What we sought to do in a biologically randomized study was to quantify the benefit of transplant and determine whether it was there. What we showed was that transplant in this prospectively biologically randomized setting, we showed that transplant can benefit patients with P53 and that there are no variables that we could identify that could help prioritize particular groups of patients or deprioritize them.

Really what it raises is the imperative for that doctor-patient discussion about priorities, quality of life and things like that, and so can it benefit? Yes. Should everyone go to transplant? Patient specific.

David Sallman:

I think it’s good. I think your trial, again, this is really standard of care therapy approaches showing that benefit. I’d say in the novel setting, that’s really what we’ve seen with APR-246, with multiple other trials in general, that patient group that can get to transplant. Again, there’s all these other factors is the group that has long-term survival. I think a major hope is how can we improve it. I think again, with just routine standard of care, we’re stuck with somewhere around this 20%, 25% long-term survival, both in US studies and actually a similar EBMT study that was published.
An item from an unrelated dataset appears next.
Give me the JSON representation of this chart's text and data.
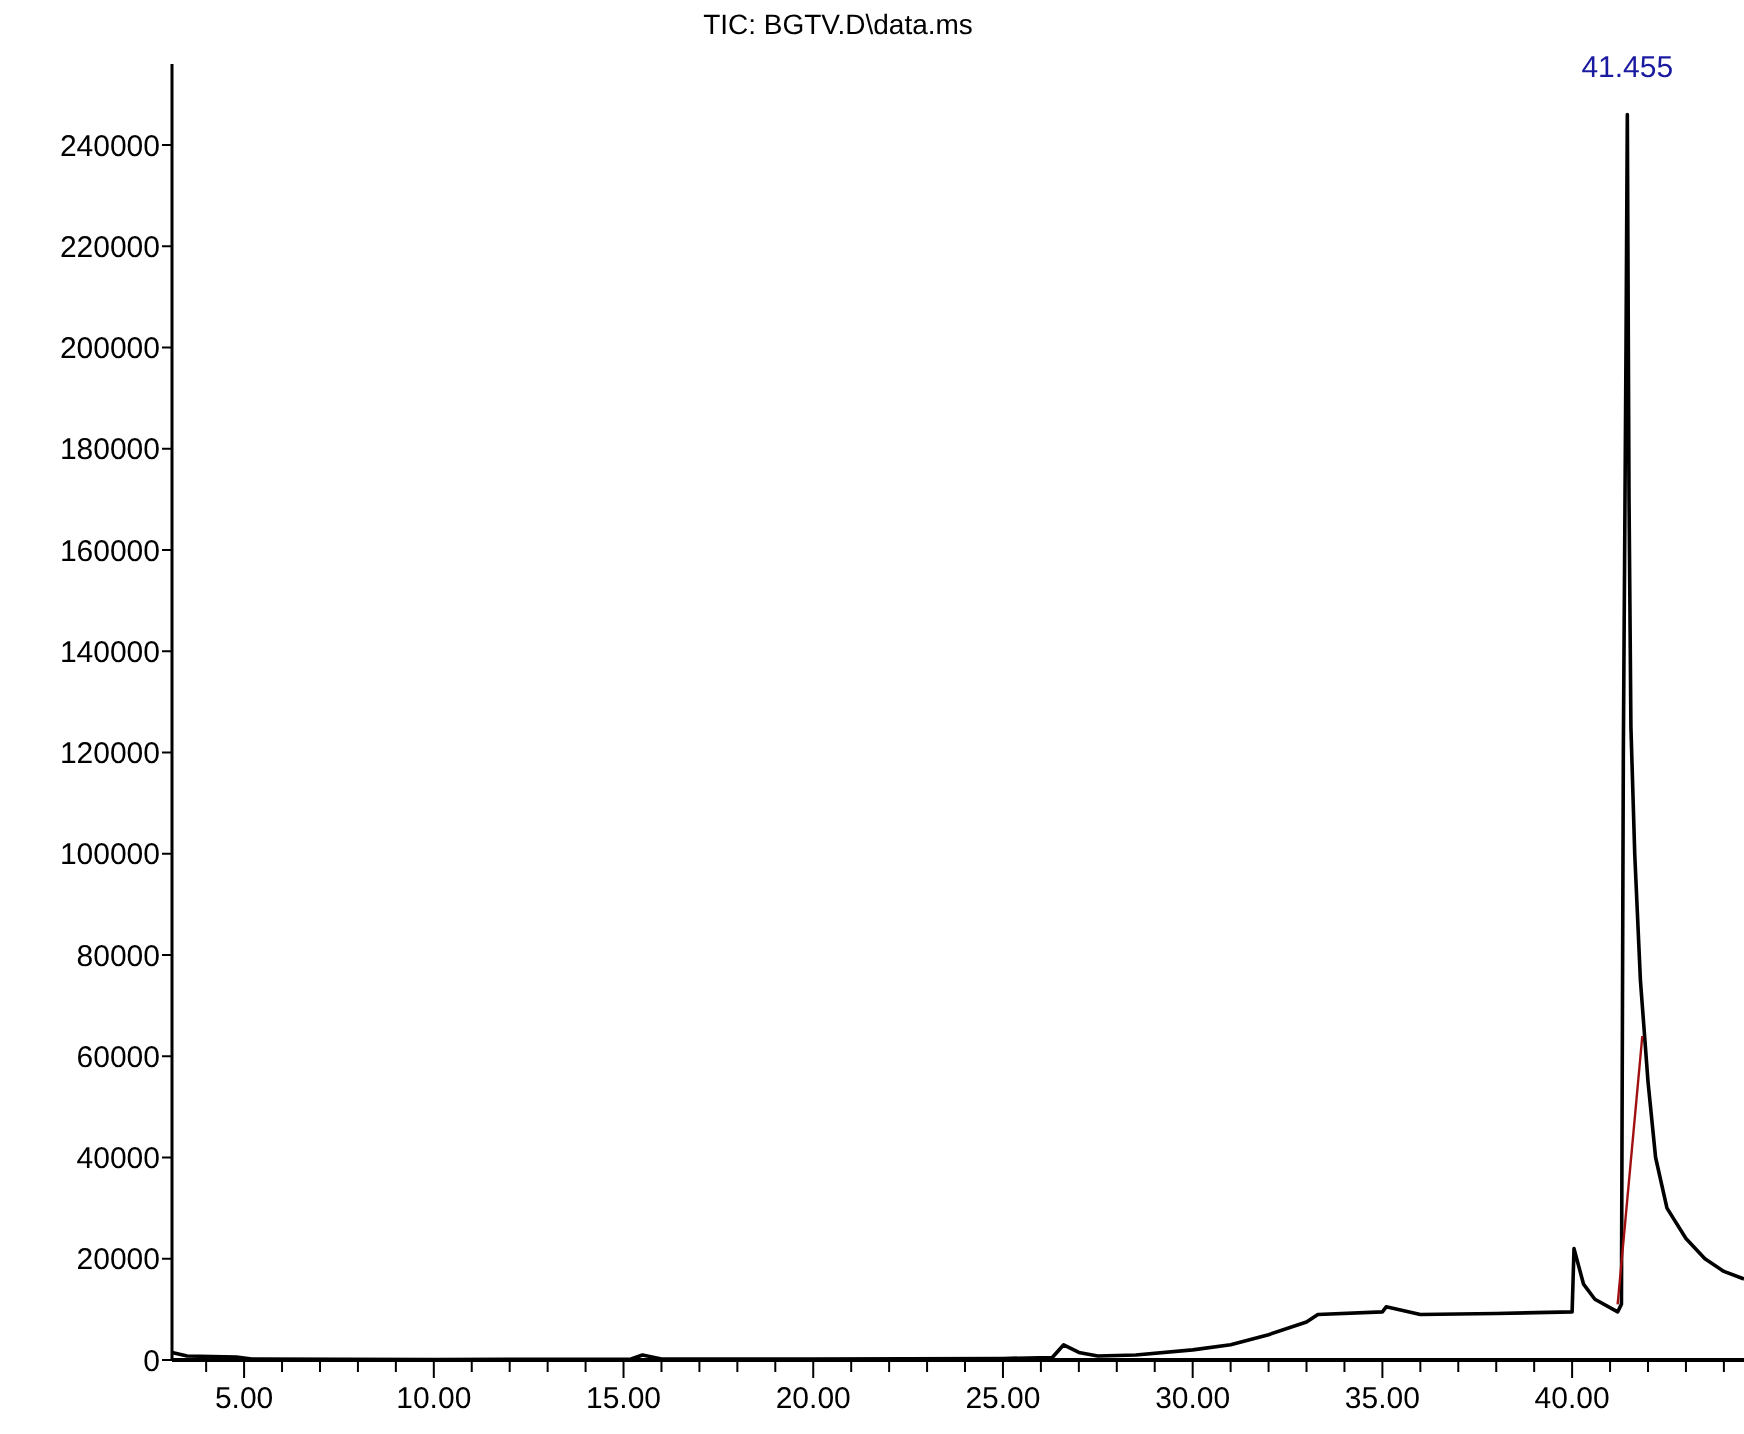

Maybe Thomas, what are your approaches to think about improving how these patients? We know it can give them benefit from what Coleman really discussed, but I think all of us say it’s not enough, we need to make it better. What should your approaches be? Can you think of things standard? How do you think about maintenance, DLI, pro GvL strategies, and maybe trials to help address those questions?

Thomas Cluzeau:

Yeah, so I guess if these patients should go to transplant, yes, but not with the strategy we have today. Because today we have no treatment, so we have to improve each part of the therapeutic strategy. Before the transplant, maybe during the transplant, as you show the RIC conditioning is better than the MAC, so maybe it’s something we have to do specifically for this kind of patient.

We have to discuss also after the transplant. Maybe for these patients, there is a challenge after the transplant, so usually the transplant is the last treatment for the patient. But now I think for this high risk of relapse patient, we need to discuss, maybe azacitidine alone, maybe azacitidine plus venetoclax. Maybe azacitidine plus DLI, azacitidine plus venetoclax plus DLI. Azacitidine plus eprenetapopt, like your team did in Moffitt.

There is some option and I guess we can’t discuss only induction, transplant or maintenance after transplant. We need to discuss everything together and maybe to find the best therapeutic strategy, but the complete therapeutic strategy for this patient.

David Sallman:

We had Andrew Wei in our session and I think he summarized that. Unfortunately right now, we don’t really have anything that exciting in this space. I think although cellular therapy has been very challenged in myeloid malignancies, I mean this might be an interesting group to think about not in treating overt relapse. But when we know we have a very clear benchmark, could we think about early trials, prophylactic or peri-transplant CAR-T to improve this high risk group with again, either a CAR-T or some sort of other cellular therapy.

I think the appetite internationally to try and improve this group in these prospective trials would be good, and again, potentially allogeneic and some other strategies. When you have that P53 potentially at its lowest level that it’s going to be at, I think there’s interesting data also how these stem cells are exhausted and other things and challenges with engraftment.

But I think maybe the clear message that we had in the room is that we should study this group as a singular entity, and again, as you nicely summarized, strategies before, during and after. Then ideally really pioneers like Coleman as far as doing the right translational studies at the right time to help answer those questions when we have unclear or challenging clinical trial data to interpret. But I thought it was a really nice session and discussion. But thanks for joining us.